Наставник. Учитель Цесаревича Алексея Романова. Дневники и воспоминания Чарльза Гиббса - стр. 37
:
Встал очень поздно, но чувствовал себя намного лучше. День прошел спокойно. Императрица приходила три раза. В хорошем настроении, ел лучше. Генерал Воейков зашел на несколько минут утром. Доктора навещали, как обычно.
Воскресенье, 5/18 февраля 1917:
День прошел, как обычно; в очень хорошем настроении. Навещался, как обычно, Императорской Семьей. Во время этого слишком возбудился, и вечером был не вполне здоров».
В действительности не все было в порядке в Российском государстве, и, естественно, в его столице, где царили некомпетентность и бюрократическое корыстолюбие, и доверие к центральному правительству сильно упало. Революция была близка, но никто не осмеливался предположить, чем это может обернуться. Гражданские свободы ограничивались, а в армии нарастало недовольство. Зима выдалась суровой, и в Петрограде не хватало топлива и продовольствия. Вскоре накопившаяся усталость и недовольство переросли в стачки, беспорядки и мятежи. В начале января того года британский посол, сэр Джордж Бьюкенен, предупредил Императора о том, что ему следует восстановить доверие народа – формулировка, которая привела Николая Александровича в недоумение. Сэр Бьюкенен заметил также, что главный министр Александр Протопопов (министр внутренних дел и шеф полиции) ответственен за бедственное положение дел в стране. Твердый реакционер, Протопопов пользовался доверием Императрицы, но мало чьим еще. Николай Александрович не прислушался к словам сэра Бьюкенена.
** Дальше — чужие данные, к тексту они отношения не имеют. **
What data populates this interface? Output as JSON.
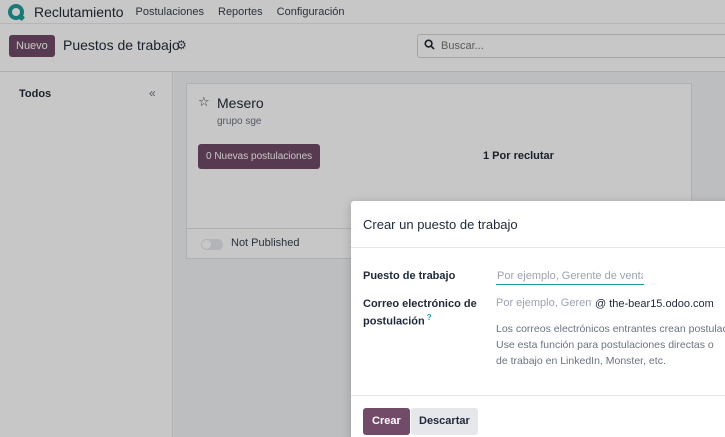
{
  "navbar": {
    "app_name": "Reclutamiento",
    "menu": [
      "Postulaciones",
      "Reportes",
      "Configuración"
    ]
  },
  "control_panel": {
    "new_button": "Nuevo",
    "title": "Puestos de trabajo",
    "search_placeholder": "Buscar..."
  },
  "sidebar": {
    "title": "Todos"
  },
  "card": {
    "title": "Mesero",
    "company": "grupo sge",
    "applications_button": "0 Nuevas postulaciones",
    "to_recruit": "1 Por reclutar",
    "publish_status": "Not Published"
  },
  "modal": {
    "title": "Crear un puesto de trabajo",
    "job_label": "Puesto de trabajo",
    "job_placeholder": "Por ejemplo, Gerente de ventas",
    "email_label": "Correo electrónico de postulación",
    "email_help_mark": "?",
    "email_placeholder": "Por ejemplo, Gerente de ventas",
    "email_domain": "@ the-bear15.odoo.com",
    "help_lines": [
      "Los correos electrónicos entrantes crean postulaciones",
      "Use esta función para postulaciones directas o",
      "de trabajo en LinkedIn, Monster, etc."
    ],
    "create_button": "Crear",
    "discard_button": "Descartar"
  },
  "colors": {
    "primary": "#714b67",
    "accent": "#1f9c9a"
  }
}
Не обращая внимания на бездеятельность своих министров или просто устав от нее, Император решил вернуться обратно в Ставку из «отравленной атмосферы» Петрограда и сделал это 22 февраля/7 марта.
Впоследствии, когда Гиббса спрашивали об Императоре, он рассказывал:
«Я всегда чувствовал, что мир, в общем, никогда не принимал Императора Николай II всерьез, и я часто интересовался почему. Он был человеком, у которого не было низменных качеств. Я думаю, что в основном это можно объяснить тем фактом, что Он выглядел абсолютно не способным внушать страх. Он знал очень хорошо, как сохранить свое достоинство. Никто даже и помыслить не мог, чтобы позволить себе вольности по отношению к Императору. Это была бы неслыханная вещь. Он не ставил себя выше других, но при этом был исполнен спокойствия, самообладания и достоинства. Главное, что Он внушал, – трепет, а не страх. Я думаю, причиной этого были его глаза. Да, я уверен, это были его глаза, настолько прекрасными они были. Нежнейшего синего (голубого) оттенка, они смотрели прямо в лицо. С добрейшим, нежнейшим и любящим выражением. Как можно было чувствовать страх? Глаза его были настолько ясными, что казалось Он открывал вашему взгляду всю свою душу. Душу простую и чистую, которая совершенно не боялась вашего испытующего взгляда. Никто больше не мог так смотреть. В этом было его величайшее обаяние и, в то же время, великая политическая слабость. В битве умение внушать страх порой составляет больше половины победы. И именно этим преимуществом Он не обладал. Если бы Он находился в другом положении, мог выражаться более свободно, говорить и писать то, что думает, как обычный человек, тогда бы Он, вне всякого сомнения, смог приспособиться и найти свою нишу. Но в его положении это было невозможно. Ему приходилось высказываться только в официальном стиле. И, тем не менее, Он мог при случае излагать прямо основные положения своей государственной политики».